Montag, 5. September 2016

211. Akt

 „Aaaaaarghhhh!!!! Ich habe die Hanfsamen vergessen.“
Was hier so klingt, als ob jemand auf einer kardiologischen Station gerade den Defibrillator verlegt hat, ist bloß meine Tochter. Sie macht sich das, was früher schlichtweg Müsli hieß. Es ist schließlich schon fast 13 Uhr und das Kind braucht Frühstück.
Zu meiner Zeit konnte man sich irgendwas in die Milch schütten, was man da hatte. Weizen-, Roggen-, Haferflocken. Zack! Das Müsli war fertig.
Heute wird Agavendicksaft in etwas geschüttet, was veganes Reis-Nuss-Getränk heißt und die Milch irgendwie ersetzen soll. Dann kommen Chiasamen und allerlei Gekörntes dazu. Obst natürlich auch. Mangos, Papaya etc.
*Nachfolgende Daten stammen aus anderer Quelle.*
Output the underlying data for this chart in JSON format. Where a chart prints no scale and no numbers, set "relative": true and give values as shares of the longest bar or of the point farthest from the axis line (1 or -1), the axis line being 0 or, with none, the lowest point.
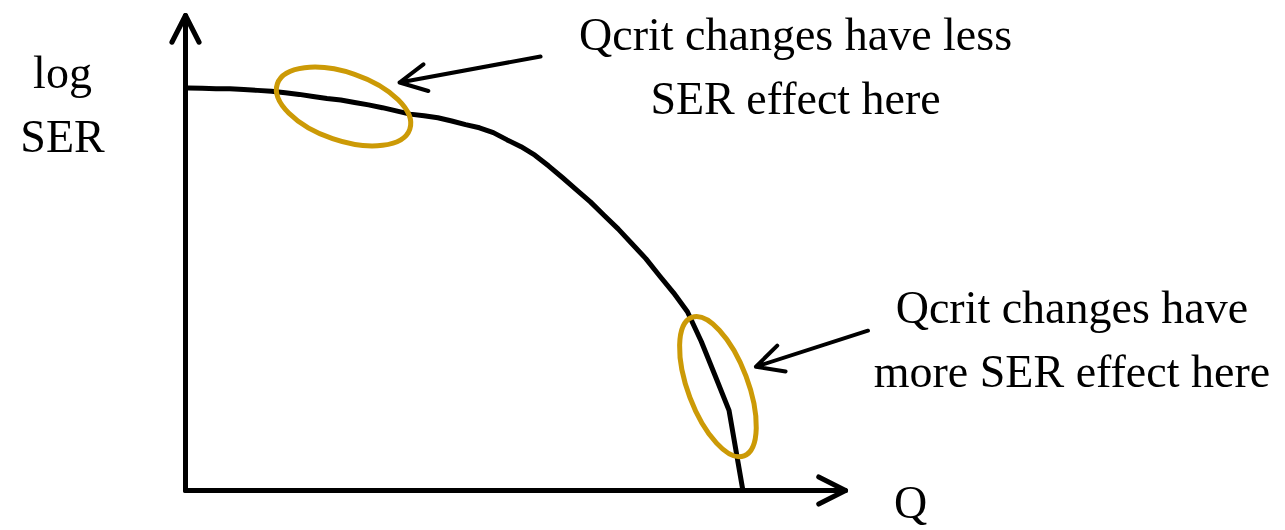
{
  "chart_data": {
    "type": "line",
    "relative": true,
    "xlabel": "Q",
    "ylabel": "log SER",
    "line_style": "solid",
    "categories": [
      null,
      null,
      null,
      null,
      null,
      null,
      null,
      null,
      null,
      null,
      null,
      null,
      null,
      null,
      null,
      null,
      null,
      null,
      null,
      null,
      null,
      null,
      null,
      null,
      null,
      null,
      null,
      null,
      null,
      null,
      null,
      null,
      null,
      null,
      null,
      null,
      null,
      null,
      null,
      null,
      null
    ],
    "series": [
      {
        "color": "#000000",
        "values": [
          1.0,
          0.999,
          0.998,
          0.998,
          0.996,
          0.994,
          0.992,
          0.988,
          0.984,
          0.979,
          0.974,
          0.97,
          0.964,
          0.958,
          0.951,
          0.943,
          0.935,
          0.931,
          0.926,
          0.918,
          0.909,
          0.901,
          0.889,
          0.871,
          0.854,
          0.833,
          0.806,
          0.777,
          0.747,
          0.717,
          0.683,
          0.65,
          0.613,
          0.576,
          0.533,
          0.491,
          0.444,
          0.37,
          0.285,
          0.199,
          0.0
        ]
      }
    ],
    "annotations": [
      "Qcrit changes have less SER effect here",
      "Qcrit changes have more SER effect here"
    ]
  }
}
Und – oh Schreck – heute wurden diese Hanfsamen vergessen, die ich nur erkennen würde, weil die Bezeichnung fett auf der Verpackung steht. Mich lässt das kalt. Kind 2.0 wird durch Hanfsamenmangel nicht verhungern. Also nimm die einen Löffel und iss es trocken oder lass es bleiben.
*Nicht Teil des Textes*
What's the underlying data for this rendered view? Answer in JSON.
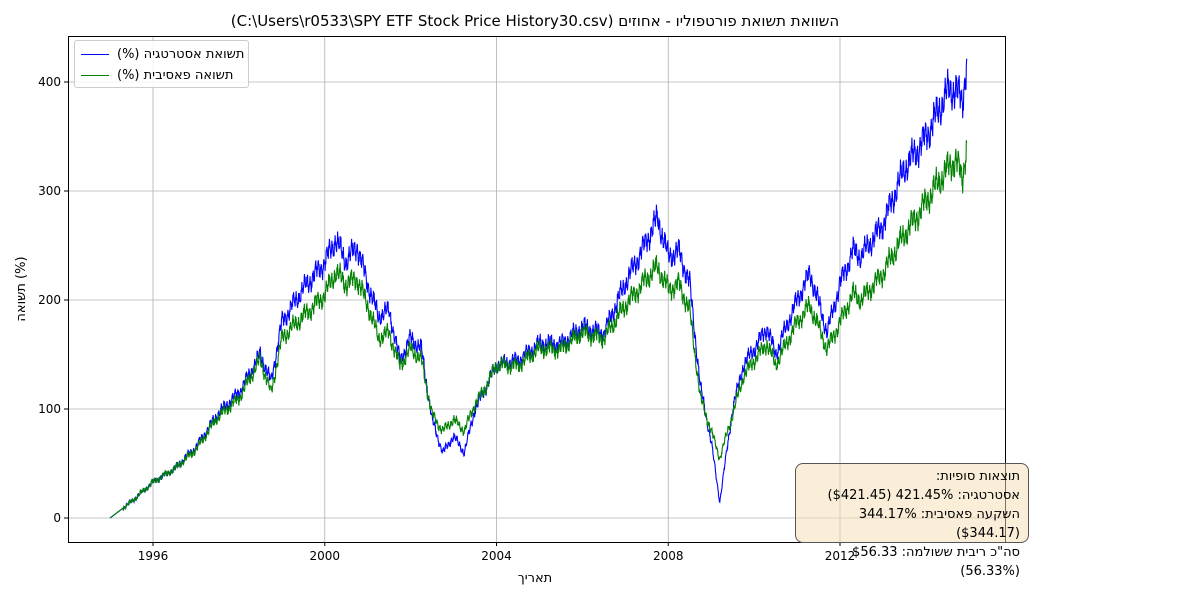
{
  "chart_data": {
    "type": "line",
    "title": "השוואת תשואת פורטפוליו - אחוזים (C:\\Users\\r0533\\SPY ETF Stock Price History30.csv)",
    "xlabel": "תאריך",
    "ylabel": "תשואה (%)",
    "xlim": [
      1994.5,
      2015.5
    ],
    "ylim": [
      -22,
      442
    ],
    "xticks": [
      1996,
      2000,
      2004,
      2008,
      2012
    ],
    "xtick_labels": [
      "1996",
      "2000",
      "2004",
      "2008",
      "2012"
    ],
    "yticks": [
      0,
      100,
      200,
      300,
      400
    ],
    "ytick_labels": [
      "0",
      "100",
      "200",
      "300",
      "400"
    ],
    "grid": true,
    "legend_placement": "top-left",
    "series": [
      {
        "name": "תשואת אסטרטגיה (%)",
        "color": "#0000ff",
        "x": [
          1995.0,
          1995.5,
          1996.0,
          1996.5,
          1997.0,
          1997.5,
          1998.0,
          1998.5,
          1998.75,
          1999.0,
          1999.5,
          2000.0,
          2000.25,
          2000.5,
          2000.75,
          2001.0,
          2001.25,
          2001.5,
          2001.75,
          2002.0,
          2002.25,
          2002.5,
          2002.75,
          2003.0,
          2003.25,
          2003.5,
          2003.75,
          2004.0,
          2004.5,
          2005.0,
          2005.5,
          2006.0,
          2006.5,
          2007.0,
          2007.5,
          2007.75,
          2008.0,
          2008.25,
          2008.5,
          2008.75,
          2009.0,
          2009.2,
          2009.5,
          2009.75,
          2010.0,
          2010.3,
          2010.5,
          2011.0,
          2011.3,
          2011.7,
          2012.0,
          2012.3,
          2012.5,
          2013.0,
          2013.5,
          2014.0,
          2014.5,
          2014.7,
          2014.85,
          2014.95
        ],
        "y": [
          0,
          15,
          33,
          45,
          65,
          95,
          115,
          150,
          125,
          180,
          210,
          235,
          255,
          235,
          250,
          215,
          185,
          190,
          145,
          165,
          155,
          90,
          60,
          75,
          60,
          100,
          120,
          140,
          145,
          160,
          160,
          175,
          170,
          215,
          255,
          275,
          240,
          245,
          215,
          120,
          70,
          15,
          100,
          140,
          155,
          175,
          150,
          200,
          225,
          170,
          215,
          245,
          240,
          270,
          320,
          350,
          390,
          395,
          380,
          421.45
        ]
      },
      {
        "name": "תשואה פאסיבית (%)",
        "color": "#008000",
        "x": [
          1995.0,
          1995.5,
          1996.0,
          1996.5,
          1997.0,
          1997.5,
          1998.0,
          1998.5,
          1998.75,
          1999.0,
          1999.5,
          2000.0,
          2000.25,
          2000.5,
          2000.75,
          2001.0,
          2001.25,
          2001.5,
          2001.75,
          2002.0,
          2002.25,
          2002.5,
          2002.75,
          2003.0,
          2003.25,
          2003.5,
          2003.75,
          2004.0,
          2004.5,
          2005.0,
          2005.5,
          2006.0,
          2006.5,
          2007.0,
          2007.5,
          2007.75,
          2008.0,
          2008.25,
          2008.5,
          2008.75,
          2009.0,
          2009.2,
          2009.5,
          2009.75,
          2010.0,
          2010.3,
          2010.5,
          2011.0,
          2011.3,
          2011.7,
          2012.0,
          2012.3,
          2012.5,
          2013.0,
          2013.5,
          2014.0,
          2014.5,
          2014.7,
          2014.85,
          2014.95
        ],
        "y": [
          0,
          15,
          33,
          45,
          63,
          92,
          110,
          145,
          115,
          165,
          185,
          205,
          225,
          215,
          220,
          195,
          165,
          170,
          140,
          155,
          145,
          95,
          80,
          90,
          80,
          105,
          120,
          140,
          140,
          155,
          155,
          170,
          165,
          195,
          220,
          230,
          210,
          215,
          190,
          110,
          80,
          55,
          95,
          130,
          145,
          160,
          140,
          180,
          195,
          155,
          180,
          205,
          200,
          225,
          260,
          290,
          320,
          330,
          310,
          344.17
        ]
      }
    ]
  },
  "summary": {
    "title": "תוצאות סופיות:",
    "strategy": "אסטרטגיה: 421.45% ($421.45)",
    "passive": "השקעה פאסיבית: 344.17% ($344.17)",
    "dividends": "סה\"כ ריבית ששולמה: $56.33 (56.33%)"
  }
}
Im Gegensatz zu mir sitzt meine Mutter stocksteif am Tisch.
Hanfsamen?“
Ja, Tochterkind macht das Zeug ins Müsli.“
Drogen?“
Nee Mutti, nicht wirklich.“
Bist du sicher?“
Ja. Außer Gras zum Frühstück, habe ich ihr auch die Haschkekse zum Kaffee verboten. Und Koks gibt’s auch erst nach 18 Uhr.“
Du willst mich verarschen?“
Ähem... ja. Macht Spaß.“
Und dann erkläre ich ihr die neue deutsche Küche. Wir sitzen, philosphieren darüber, wie wir ohne dieses Trockenfutter überhaupt das juvenile Alter hinter uns lassen konnten und wir trinken Kaffee. So wie vor zehn, zwanzig, dreißig Jahren auch.

Dass ich den Zucker durch das kalorienärmere Stevia ersetzt habe, sage ich Mutti aber nicht. Sie glaubt sonst, sie hätte den Anschluss vollständig verpasst. Und das will ich ja nun auch wieder nicht.